Je n’ai aucune difficulté à concevoir que si l’accusé s’était mis dans la tête qu’il désirait un rapprochement à caractère sexuel avec [la plaignante], le matin où il s’est présenté à sa chambre, qu’il en allait en avoir un et ce, indépendamment du désir de [la plaignante]. Sa version quant au déroulement des événements n’a pas été ébranlée et aucune contradiction importante n’a été mise de l’avant à cet égard.[23]
[Soulignement ajouté]
[15] L’appelant plaide que le juge a commis une erreur de droit en se fondant sur une preuve de comportement indigne pour conclure que l’appelant avait commis une agression sexuelle et le déclarer également coupable de ce chef. Le ministère public répond qu’il s’agit d’une preuve circonstancielle pertinente, qui est concomitante à l’infraction et qui démontre l’état d’esprit de l’appelant ainsi que la nature de sa relation avec la plaignante. Il considère que le juge n’a pas fait une utilisation inappropriée ou illégale de cet élément valablement admis en preuve.
[16] Certes, les enregistrements n’ont pas été déposés en preuve pour démontrer que l’appelant avait commis l’agression sexuelle sur la base d’une conduite déshonorante. Cette preuve matérielle servait à démontrer l’actus reus des deux autres infractions pour lesquelles l’appelant subissait son procès et elle était pertinente, puisqu’elle apportait un éclairage sur le contexte dans lequel ces événements s’étaient produits. Toutefois, bien que la plaignante ait subrepticement procédé aux enregistrements dans les jours entourant l’agression sexuelle alléguée, elle ne les a pas effectués lors de cet événement ni lors des échanges qui auraient suivi l’agression.
[17] En outre, comme le souligne la Cour suprême dans l’arrêt Cloutier c. La Reine, de manière générale, une preuve qui tend à démontrer la mauvaise conduite d’une personne est à proscrire, en raison des risques importants d’effet préjudiciable et de la faible valeur probante quant à l’accusation spécifique :
Ainsi, sauf certaines exceptions qui n’ont pas d’application ici, une preuve n’est pas admissible si son seul objet est de prouver que l’accusé est le type d’homme qui est plus susceptible qu’un autre de commettre un crime du genre de celui dont il est accusé; l’on dit que telle preuve n’a pas de valeur probante véritable par rapport au crime spécifique qui est reproché à l’accusé : il n’y a pas entre l’un et l’autre de lien suffisamment logique.[24]
[18] Dans l’arrêt R. c. Handy, le juge Binnie confirmait ce raisonnement au nom d’une Cour suprême unanime :
[31] […] En général, l’exclusion vise à interdire l’utilisation de la preuve de moralité en tant que preuve circonstancielle d’une conduite, c’est-à-dire pour inférer des « faits similaires » que l’accusé avait une propension ou une prédisposition à accomplir le type d’actes reprochés et qu’il est donc coupable de l’infraction.
[…]
[72] La preuve d’une prédisposition générale est une fin prohibée. La mauvaise moralité n’est pas une infraction en droit. La preuve d’une propension déshonorante ou de la moralité en général n’engendre rien de plus qu’un « préjudice moral » et le ministère public n’est pas habilité à alléger la charge qui lui incombe en présentant l’accusé comme une mauvaise personne. […][25]
Le juge fonde de façon substantielle son raisonnement sur cette preuve, sans même considérer qu’il s’agit d’une preuve de mauvaise moralité ni de se questionner sur son effet préjudiciable. (par. 20)

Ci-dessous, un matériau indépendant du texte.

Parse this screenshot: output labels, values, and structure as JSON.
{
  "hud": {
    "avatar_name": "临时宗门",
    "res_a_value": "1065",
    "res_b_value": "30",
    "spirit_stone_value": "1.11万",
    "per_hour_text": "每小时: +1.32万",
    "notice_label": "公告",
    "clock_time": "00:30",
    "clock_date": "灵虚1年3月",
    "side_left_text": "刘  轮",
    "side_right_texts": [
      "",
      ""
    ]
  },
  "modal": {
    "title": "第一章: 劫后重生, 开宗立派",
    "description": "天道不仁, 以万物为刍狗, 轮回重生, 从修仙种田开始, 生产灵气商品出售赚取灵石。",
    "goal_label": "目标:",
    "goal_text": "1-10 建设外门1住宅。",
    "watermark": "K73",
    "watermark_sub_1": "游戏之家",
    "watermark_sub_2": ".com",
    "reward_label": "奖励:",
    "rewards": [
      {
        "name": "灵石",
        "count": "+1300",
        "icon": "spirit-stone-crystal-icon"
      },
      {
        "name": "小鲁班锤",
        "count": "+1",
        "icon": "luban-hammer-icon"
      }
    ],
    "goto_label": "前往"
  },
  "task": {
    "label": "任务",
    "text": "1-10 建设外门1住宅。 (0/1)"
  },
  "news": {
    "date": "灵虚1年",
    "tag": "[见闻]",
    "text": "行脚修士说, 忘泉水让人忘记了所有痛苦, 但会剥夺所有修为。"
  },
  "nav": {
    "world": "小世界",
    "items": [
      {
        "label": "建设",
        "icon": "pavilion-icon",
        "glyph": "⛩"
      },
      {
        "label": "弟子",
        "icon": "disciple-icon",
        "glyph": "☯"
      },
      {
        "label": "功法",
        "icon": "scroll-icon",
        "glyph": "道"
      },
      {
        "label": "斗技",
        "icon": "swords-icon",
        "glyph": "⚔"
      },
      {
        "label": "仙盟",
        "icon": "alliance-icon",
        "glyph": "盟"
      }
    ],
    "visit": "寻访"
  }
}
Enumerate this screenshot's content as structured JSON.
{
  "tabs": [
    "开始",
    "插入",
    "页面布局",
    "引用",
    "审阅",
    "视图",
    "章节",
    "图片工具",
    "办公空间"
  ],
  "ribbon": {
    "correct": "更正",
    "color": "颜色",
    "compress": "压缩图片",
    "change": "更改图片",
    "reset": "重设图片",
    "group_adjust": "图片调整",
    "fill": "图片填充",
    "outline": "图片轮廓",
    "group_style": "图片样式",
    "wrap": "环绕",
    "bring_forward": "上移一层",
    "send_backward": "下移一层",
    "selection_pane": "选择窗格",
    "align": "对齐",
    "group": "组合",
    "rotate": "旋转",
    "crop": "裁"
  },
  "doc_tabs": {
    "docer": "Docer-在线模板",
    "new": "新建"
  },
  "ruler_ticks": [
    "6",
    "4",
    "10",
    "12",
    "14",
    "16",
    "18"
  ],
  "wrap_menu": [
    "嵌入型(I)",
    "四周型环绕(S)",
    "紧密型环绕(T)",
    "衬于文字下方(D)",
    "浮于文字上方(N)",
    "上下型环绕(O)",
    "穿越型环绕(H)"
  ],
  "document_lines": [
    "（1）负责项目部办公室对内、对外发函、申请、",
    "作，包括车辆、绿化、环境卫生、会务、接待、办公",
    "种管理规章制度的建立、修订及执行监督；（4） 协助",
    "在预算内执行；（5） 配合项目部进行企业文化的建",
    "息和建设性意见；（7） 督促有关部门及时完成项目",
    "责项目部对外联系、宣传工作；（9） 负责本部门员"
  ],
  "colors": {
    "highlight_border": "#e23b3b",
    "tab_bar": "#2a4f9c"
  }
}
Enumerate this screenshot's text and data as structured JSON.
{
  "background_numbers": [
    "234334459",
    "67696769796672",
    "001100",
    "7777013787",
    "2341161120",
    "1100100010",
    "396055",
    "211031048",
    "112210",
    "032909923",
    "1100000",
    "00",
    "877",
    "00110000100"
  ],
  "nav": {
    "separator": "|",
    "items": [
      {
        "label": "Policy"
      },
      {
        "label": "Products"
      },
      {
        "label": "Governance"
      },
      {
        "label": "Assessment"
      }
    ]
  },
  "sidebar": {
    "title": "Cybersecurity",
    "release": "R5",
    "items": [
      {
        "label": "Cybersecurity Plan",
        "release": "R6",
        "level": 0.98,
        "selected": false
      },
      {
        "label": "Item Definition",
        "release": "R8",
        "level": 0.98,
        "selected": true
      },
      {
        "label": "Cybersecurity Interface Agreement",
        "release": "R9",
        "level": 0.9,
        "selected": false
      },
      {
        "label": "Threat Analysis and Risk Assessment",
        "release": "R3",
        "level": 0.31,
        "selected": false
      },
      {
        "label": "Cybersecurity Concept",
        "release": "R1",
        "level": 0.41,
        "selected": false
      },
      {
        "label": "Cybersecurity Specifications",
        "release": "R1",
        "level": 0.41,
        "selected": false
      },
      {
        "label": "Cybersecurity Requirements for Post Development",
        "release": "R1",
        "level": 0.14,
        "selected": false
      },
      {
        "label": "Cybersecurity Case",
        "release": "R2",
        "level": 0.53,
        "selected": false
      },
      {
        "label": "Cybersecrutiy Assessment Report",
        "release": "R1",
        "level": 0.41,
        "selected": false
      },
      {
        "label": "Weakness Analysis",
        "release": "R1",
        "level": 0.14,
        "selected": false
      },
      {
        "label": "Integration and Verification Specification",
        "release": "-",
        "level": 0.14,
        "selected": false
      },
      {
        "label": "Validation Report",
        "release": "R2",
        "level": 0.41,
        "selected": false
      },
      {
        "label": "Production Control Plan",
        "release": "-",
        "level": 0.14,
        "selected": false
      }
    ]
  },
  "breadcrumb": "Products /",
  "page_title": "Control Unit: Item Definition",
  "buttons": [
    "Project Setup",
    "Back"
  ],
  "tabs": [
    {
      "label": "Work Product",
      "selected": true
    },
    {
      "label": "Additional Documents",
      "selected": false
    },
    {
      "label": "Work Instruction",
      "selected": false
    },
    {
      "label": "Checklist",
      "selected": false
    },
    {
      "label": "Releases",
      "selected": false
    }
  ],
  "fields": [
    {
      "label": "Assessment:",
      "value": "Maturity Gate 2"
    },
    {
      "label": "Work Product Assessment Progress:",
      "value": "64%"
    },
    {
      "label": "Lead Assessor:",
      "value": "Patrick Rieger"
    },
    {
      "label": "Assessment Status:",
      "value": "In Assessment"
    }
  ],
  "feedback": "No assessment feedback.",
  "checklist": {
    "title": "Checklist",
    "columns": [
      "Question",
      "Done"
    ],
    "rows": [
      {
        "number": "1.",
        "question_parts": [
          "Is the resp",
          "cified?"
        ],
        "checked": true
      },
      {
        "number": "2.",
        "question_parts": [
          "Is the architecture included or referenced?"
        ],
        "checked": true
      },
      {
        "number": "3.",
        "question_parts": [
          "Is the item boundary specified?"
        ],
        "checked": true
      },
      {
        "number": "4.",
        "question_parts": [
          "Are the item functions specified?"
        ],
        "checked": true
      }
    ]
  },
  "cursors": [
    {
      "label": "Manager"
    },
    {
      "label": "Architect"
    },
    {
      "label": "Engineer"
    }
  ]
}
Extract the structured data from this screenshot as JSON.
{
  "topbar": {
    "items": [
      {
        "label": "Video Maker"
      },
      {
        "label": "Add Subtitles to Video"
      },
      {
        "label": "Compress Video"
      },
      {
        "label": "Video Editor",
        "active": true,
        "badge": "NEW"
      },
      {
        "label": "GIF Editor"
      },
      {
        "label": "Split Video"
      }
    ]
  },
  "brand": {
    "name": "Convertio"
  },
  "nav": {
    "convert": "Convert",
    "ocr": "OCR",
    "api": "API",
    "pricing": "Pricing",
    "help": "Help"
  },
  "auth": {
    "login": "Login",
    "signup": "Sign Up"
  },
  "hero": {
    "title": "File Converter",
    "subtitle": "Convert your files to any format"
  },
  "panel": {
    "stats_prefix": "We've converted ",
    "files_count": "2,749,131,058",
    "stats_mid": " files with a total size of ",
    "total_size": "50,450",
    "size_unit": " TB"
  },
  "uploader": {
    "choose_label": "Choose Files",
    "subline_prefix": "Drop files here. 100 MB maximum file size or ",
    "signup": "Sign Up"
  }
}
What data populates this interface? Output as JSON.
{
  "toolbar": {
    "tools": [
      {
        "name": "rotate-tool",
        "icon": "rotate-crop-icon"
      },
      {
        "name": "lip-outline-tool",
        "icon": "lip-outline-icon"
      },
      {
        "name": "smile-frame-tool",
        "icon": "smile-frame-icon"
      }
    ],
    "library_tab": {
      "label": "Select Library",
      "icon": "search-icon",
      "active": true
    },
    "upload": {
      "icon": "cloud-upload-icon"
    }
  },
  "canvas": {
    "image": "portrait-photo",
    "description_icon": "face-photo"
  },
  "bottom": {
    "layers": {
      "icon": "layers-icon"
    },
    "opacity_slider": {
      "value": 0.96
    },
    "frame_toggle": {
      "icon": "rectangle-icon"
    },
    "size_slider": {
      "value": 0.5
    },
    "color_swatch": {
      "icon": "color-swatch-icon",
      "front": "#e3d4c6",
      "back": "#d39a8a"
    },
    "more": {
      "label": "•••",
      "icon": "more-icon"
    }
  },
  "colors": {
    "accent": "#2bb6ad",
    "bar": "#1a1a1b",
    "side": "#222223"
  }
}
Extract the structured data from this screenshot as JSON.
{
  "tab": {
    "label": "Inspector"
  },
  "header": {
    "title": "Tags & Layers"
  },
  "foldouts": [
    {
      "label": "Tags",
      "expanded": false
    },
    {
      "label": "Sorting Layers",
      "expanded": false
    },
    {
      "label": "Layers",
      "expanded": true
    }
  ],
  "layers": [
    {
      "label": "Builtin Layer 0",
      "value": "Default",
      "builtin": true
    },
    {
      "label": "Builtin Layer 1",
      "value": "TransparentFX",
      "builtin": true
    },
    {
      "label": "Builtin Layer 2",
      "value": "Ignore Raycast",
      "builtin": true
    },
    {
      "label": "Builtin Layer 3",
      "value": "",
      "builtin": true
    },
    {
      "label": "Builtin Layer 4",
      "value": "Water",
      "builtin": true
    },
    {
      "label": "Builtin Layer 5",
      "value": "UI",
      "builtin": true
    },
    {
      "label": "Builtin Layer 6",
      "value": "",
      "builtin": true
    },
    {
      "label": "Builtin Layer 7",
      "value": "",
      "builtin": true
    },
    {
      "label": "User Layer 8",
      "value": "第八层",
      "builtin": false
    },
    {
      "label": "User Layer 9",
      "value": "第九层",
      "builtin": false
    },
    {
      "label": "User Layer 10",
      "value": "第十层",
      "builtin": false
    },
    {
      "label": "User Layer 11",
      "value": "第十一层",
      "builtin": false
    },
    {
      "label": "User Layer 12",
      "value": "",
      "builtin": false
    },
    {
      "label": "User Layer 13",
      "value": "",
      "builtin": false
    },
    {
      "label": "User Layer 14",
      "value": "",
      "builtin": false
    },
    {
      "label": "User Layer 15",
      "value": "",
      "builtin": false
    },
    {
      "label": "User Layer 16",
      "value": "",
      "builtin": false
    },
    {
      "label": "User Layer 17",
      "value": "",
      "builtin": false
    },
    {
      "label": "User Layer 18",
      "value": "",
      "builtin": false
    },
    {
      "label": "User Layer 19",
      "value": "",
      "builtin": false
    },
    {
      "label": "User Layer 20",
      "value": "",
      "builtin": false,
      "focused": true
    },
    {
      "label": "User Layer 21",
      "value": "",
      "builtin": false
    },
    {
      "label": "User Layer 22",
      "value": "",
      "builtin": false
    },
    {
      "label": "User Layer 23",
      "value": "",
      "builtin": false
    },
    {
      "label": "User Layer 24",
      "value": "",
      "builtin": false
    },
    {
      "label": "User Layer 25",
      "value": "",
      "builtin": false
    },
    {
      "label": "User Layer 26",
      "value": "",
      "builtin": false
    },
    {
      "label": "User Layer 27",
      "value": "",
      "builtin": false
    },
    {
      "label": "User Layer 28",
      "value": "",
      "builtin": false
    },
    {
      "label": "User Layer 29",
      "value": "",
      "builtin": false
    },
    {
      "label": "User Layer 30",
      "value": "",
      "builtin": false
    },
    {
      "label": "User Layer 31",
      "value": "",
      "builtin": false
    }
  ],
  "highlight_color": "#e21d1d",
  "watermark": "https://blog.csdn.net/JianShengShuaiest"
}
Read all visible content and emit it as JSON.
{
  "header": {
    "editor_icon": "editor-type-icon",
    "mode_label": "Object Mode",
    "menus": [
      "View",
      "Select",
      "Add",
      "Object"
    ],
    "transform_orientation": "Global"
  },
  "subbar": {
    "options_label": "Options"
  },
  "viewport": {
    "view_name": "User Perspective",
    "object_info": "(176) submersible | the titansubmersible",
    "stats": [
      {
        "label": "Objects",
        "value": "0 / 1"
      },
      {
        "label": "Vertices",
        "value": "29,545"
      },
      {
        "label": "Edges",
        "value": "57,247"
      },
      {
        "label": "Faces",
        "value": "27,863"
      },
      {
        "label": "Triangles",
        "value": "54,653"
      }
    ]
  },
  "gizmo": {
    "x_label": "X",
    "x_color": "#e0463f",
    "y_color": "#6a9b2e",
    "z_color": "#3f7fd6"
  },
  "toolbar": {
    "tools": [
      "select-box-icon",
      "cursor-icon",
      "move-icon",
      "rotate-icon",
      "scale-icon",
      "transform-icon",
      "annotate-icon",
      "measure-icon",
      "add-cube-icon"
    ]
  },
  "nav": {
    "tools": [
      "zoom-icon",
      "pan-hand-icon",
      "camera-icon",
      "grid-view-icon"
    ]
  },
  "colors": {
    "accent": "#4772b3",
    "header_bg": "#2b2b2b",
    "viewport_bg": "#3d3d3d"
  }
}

[19] En l’instance, la preuve était certainement admissible à l’égard des chefs d’accusation de menaces et de harcèlement, mais le juge a commis une erreur de droit en l’utilisant à l’appui d’un raisonnement interdit, qui consiste à conclure que l’appelant est vraisemblablement coupable d’agression sexuelle au motif que sa conduite déshonorante le prédisposerait à commettre cette infraction. Le juge ne pouvait utiliser les enregistrements à une telle fin[26].
[20] Cette erreur n’est pas inoffensive. Le juge fonde de façon substantielle son raisonnement sur cette preuve, sans même considérer qu’il s’agit d’une preuve de mauvaise moralité ni de se questionner sur son effet préjudiciable[27]. Cette erreur commande un nouveau procès sur le chef d’agression sexuelle[28].
[21] En conséquence, il n’est pas nécessaire d’analyser les autres arguments de l’appelant sur le chef d’agression sexuelle.